CHARLESTON, W.Va. — Military personnel and overseas voters registered to vote in 24 of West Virginia’s 55 counties are casting absentee ballots for the Nov. 6 General Election through an app called Voatz using their cell phones and tablets.
“Democracy would work a lot better if more people can vote,” said Bradley Tusk, a venture capitalist and founder of Tusk Holdings which includes Tusk Montgomery Philanthropies, the funding source for the app overseas voting test pilot project in West Virginia.
Absentee voting began on Sept. 21 in West Virginia.
As of Monday morning, Sept. 24, Secretary of State Mac Warner said seven ballots were already in from West Virginia voters now living, working or serving in the military in countries that included New Zealand, Israel, Canada and the United Kingdom.
“We want to make it easy for people to vote who are out there putting their lives on the line for us,” Warner said.
To do that, Voatz uses different types of biometric technology including facial recognition and fingerprint scans to verify voter identity.
Submitted ballots from home precincts are secured through blockchain technology once cast until counting of ballots on election night.
The West Virginia Secretary of State’s Office provided this video.
The Voatz voting via app was originally tested in two West Virginia counties, Harrison County and Monongalia County, in the 2018 May Primary Election. At that time, ballots were cast from six countries allowing for independent audits of the blockchain and biometric technology.
“This is a specific solution to an identified problem,” Warner said.
On Monday, Warner was part of a national press conference in Charleston focused on the expansion to 24 counties.
With him was Nimit Sawhney, developer and owner of Voatz, Sheila Nix, president of Tusk Montgomery Philanthropies and Michael Graney, a graduate student from Kanawha County who’s studying at Zian Jiatong University in Xian, China and others.
Before now, registered U.S. voters living and serving overseas have voted absentee with paper ballots.
“Although a large number of ballots were going out to the soldiers, they weren’t getting returned and so that indicates a problem with the mail system, not a desire on the part of the soldiers because they had to request those ballots in the first place,” Warner said.
Paper ballots are still available in the 24 counties offering the overseas voting app.
.@MacWarnerforWV & @BradleyTusk join @HoppyKercheval to discuss the WV Secretary of State Office's test pilots for the Voatz mobile app. WATCH: https://t.co/wkudfIAoe1 pic.twitter.com/9Q9Gr3T2ZS
— MetroNews (@WVMetroNews) September 24, 2018
All 55 West Virginia counties had the option of using Voatz technology.

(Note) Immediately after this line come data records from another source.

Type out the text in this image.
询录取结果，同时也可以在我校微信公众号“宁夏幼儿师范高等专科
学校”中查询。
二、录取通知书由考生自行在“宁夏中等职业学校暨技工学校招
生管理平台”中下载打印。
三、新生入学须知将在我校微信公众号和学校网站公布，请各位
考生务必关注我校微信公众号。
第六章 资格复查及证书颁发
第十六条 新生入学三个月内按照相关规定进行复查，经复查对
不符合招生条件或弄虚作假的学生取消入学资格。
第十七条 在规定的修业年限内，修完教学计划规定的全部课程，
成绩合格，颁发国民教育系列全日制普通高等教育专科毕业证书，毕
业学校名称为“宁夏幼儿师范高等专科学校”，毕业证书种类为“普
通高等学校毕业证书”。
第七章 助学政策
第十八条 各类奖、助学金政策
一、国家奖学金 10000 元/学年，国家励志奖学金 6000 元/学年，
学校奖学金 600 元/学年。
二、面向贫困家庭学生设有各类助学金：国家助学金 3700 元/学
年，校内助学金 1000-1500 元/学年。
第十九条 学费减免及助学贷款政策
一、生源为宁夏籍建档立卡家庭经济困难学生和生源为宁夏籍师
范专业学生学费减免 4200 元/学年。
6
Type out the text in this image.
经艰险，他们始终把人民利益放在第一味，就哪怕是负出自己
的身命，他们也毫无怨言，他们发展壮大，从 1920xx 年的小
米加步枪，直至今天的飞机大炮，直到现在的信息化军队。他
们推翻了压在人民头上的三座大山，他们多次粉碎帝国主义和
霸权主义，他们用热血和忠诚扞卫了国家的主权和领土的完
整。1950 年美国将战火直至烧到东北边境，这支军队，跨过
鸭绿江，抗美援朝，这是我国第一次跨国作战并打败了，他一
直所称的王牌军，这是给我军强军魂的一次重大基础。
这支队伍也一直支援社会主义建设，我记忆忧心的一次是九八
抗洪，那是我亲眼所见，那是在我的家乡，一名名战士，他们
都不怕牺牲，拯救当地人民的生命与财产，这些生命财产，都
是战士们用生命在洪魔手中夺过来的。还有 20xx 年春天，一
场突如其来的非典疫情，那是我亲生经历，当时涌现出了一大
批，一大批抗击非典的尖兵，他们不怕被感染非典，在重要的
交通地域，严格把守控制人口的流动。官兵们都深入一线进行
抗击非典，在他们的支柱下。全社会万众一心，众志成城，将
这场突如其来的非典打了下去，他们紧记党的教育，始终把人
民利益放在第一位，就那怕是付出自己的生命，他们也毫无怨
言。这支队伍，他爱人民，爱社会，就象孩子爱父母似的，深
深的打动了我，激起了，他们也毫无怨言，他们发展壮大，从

“We’re still in the testing. We’re purposely keeping it small and only to those counties that want to participate,” Warner said. He predicted hundreds of ballots would be cast in West Virginia via Voatz in the coming weeks.
What is happening in the Mountain State is just the start, Tusk said.
“I personally would love to see a world one day where everyone can vote securely on their phone,” he told Hoppy Kercheval during an appearance on Monday’s MetroNews “Talkline.”